Table 2 Summary of clinical trials explored oral arsenic formulations for patients with newly diagnosed APL.

A tetra-arsenic tetra-sulfide (As4S4), containing a compound named realgar-Indigo naturalis formula (RIF), is another oral arsenic formulation that has been explored by the Chinese investigators in patients with APL (Table 2). In a phase III study, 242 patients were randomized to ATRA plus RIF (60 mg/kg/day) or IV ATO induction [73]. All patients received three cycles of consolidation chemotherapy followed by maintenance therapy that consisted of sequential use of ATRA with RIF or IV ATO for two years. The CR, 2-year DFS, and OS rates were comparable between treatment arms, 99 vs. 97%, 98 vs. 96%, and 99 vs. 97%. Patients in RIF and IV ATO arms experienced a similar incidence of grade 3/4 hepatotoxicity (10 vs. 12%) and DS (19 vs. 25%) during induction, respectively. Although the results with RIF + ATRA induction were positive, this study used chemotherapy during consolidation cycles.

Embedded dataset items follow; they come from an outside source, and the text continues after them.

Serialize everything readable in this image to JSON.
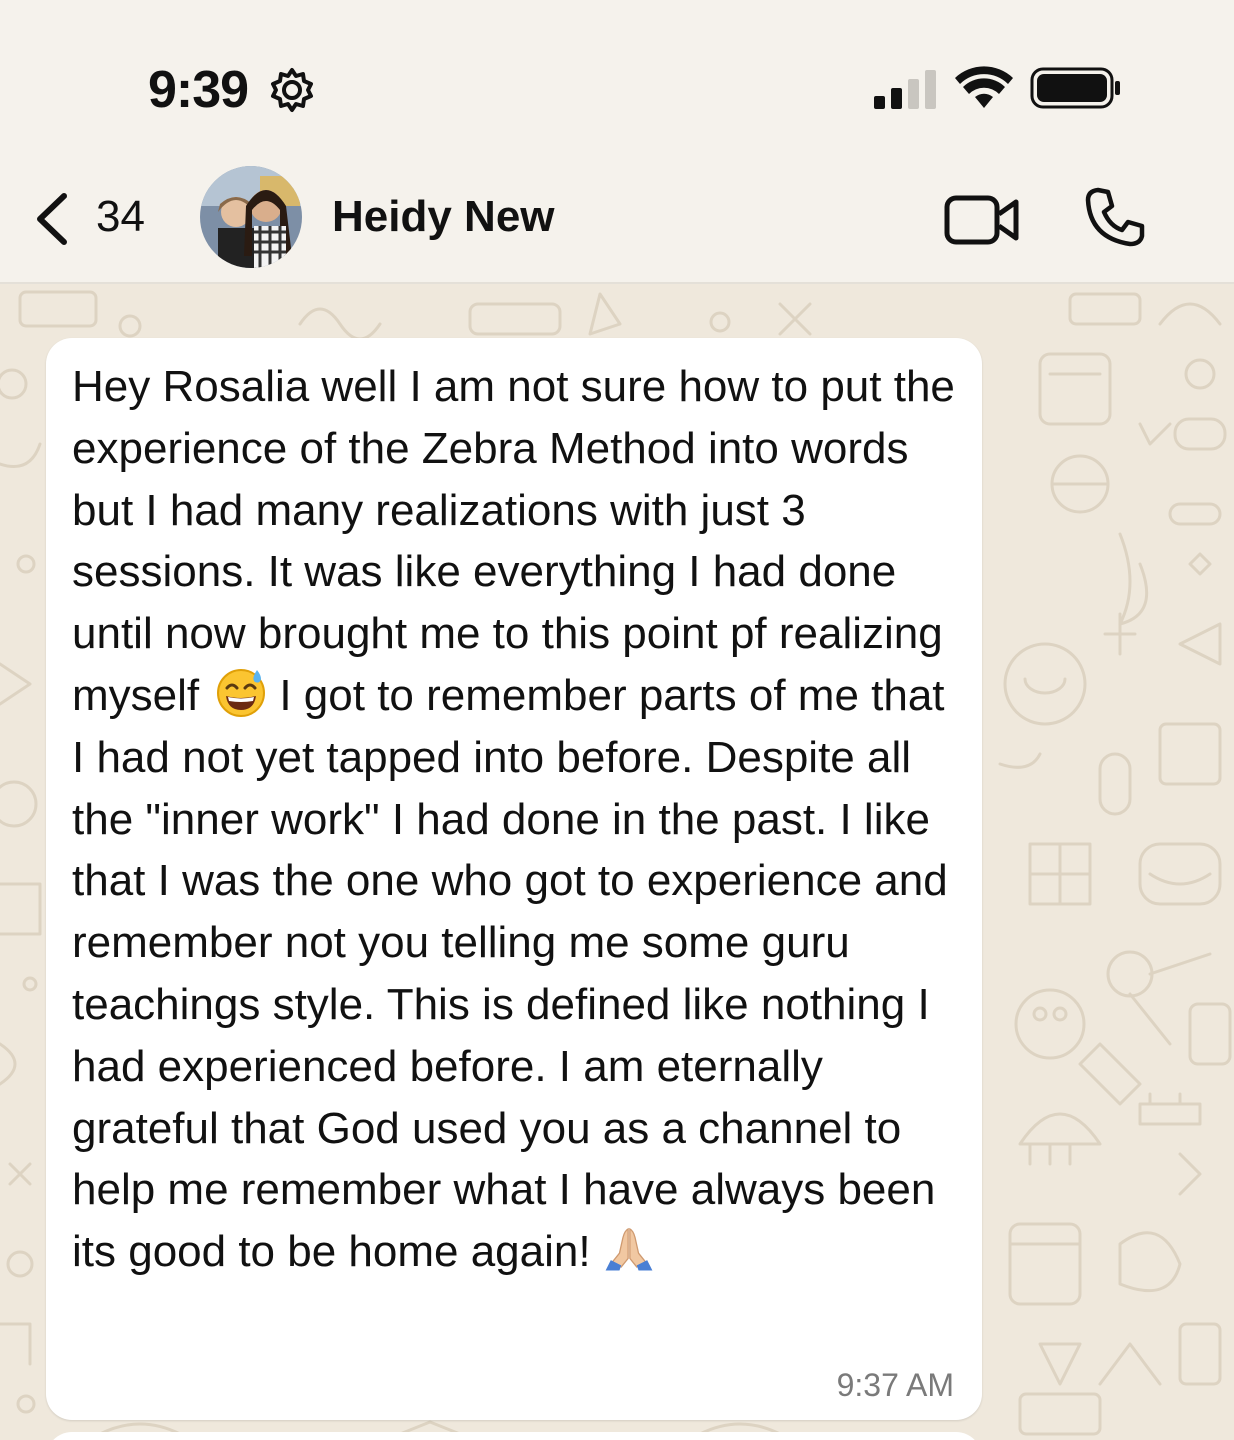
{
  "status_bar": {
    "time": "9:39",
    "icons": [
      "gear-icon",
      "signal-icon",
      "wifi-icon",
      "battery-icon"
    ]
  },
  "header": {
    "back_count": "34",
    "contact_name": "Heidy New",
    "icons": [
      "back-chevron-icon",
      "video-call-icon",
      "phone-call-icon"
    ]
  },
  "message": {
    "text_part1": "Hey Rosalia well I am not sure how to put the experience of the Zebra Method into words but I had many realizations with just 3 sessions. It was like everything I had done until now brought me to this point pf realizing myself",
    "emoji1": "grinning-sweat-emoji",
    "text_part2": " I got to remember parts of me that I had not yet tapped into before. Despite all the \"inner work\" I had done in the past. I like that I was the one who got to experience and remember not you telling me some guru teachings style. This is defined like nothing I had experienced before. I am eternally grateful that God used you as a channel to help me remember what I have always been its good to be home again! ",
    "emoji2": "folded-hands-emoji",
    "timestamp": "9:37 AM"
  },
  "colors": {
    "status_bg": "#f5f2ec",
    "chat_bg": "#efe8dc",
    "bubble_bg": "#ffffff",
    "timestamp": "#7a7a7a"
  }
}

Later, two pilot studies [74, 75] (single arm) examined ATRA plus RIF without chemotherapy (in newly diagnosed APL), in a schedule similar to chemotherapy-free ATRA + IV ATO (Fig. 3). Patients received ATRA plus RIF until CR followed by ATRA (2 weeks on, 2 weeks off) and RIF (4 weeks on, 4 weeks off) consolidation for 7 months (without maintenance). Both studies had a small patient size with short follow-ups. However, the reported outcomes were remarkable: 100% CR rate, no induction death, and 100% OS at three- and four years (Table 2).

Given these favorable data, chemotherapy-free ATRA plus RIF regimen was investigated in a multicenter, noninferiority clinical trial [76]. Zhu et al. randomized 109 patients with newly diagnosed APL (lower risk) to receive ATRA plus RIF or IV ATO until CR followed by ATRA plus RIF or IV ATO consolidation for seven months without any maintenance therapy (Table 2). The CR, 2-year EFS, and OS rates were 100 vs. 94%, 97 vs. 94%, and 100 vs. 94%, respectively, which suggests that the oral chemotherapy-free regimen might be an alternative to standard IV ATO-based therapy. In another randomized study, similar favorable outcomes with ATRA plus RIF regimen were reproduced in a pediatric population [77]. Overall, these data suggest that ATRA plus RIF is not inferior to ATRA plus IV ATO in patients with newly diagnosed APL. RIF has been approved and is being used for APL therapy in China.

Conclusions

The introduction of ATO into APL therapy has changed the treatment landscape and allowed the development of a chemotherapy-free regimen with high success rates. GO, or IDA, should be added early during induction therapy in patients with high-risk disease. In the absence or unavailability of ATO, ATRA plus chemotherapy combinations represent a reasonable alternative. Despite this progress, induction mortality remains one of the main obstacles in APL therapy. Clinicians must initiate ATRA treatment (on the earliest suspicion), diagnose promptly, and monitor vigorously during therapy to minimize expected complications of APL. Several oral arsenic formulations are highly bioavailable and effective in patients with APL. Already approved in China, oral arsenic therapy needs to be further explored in the United States and Europe.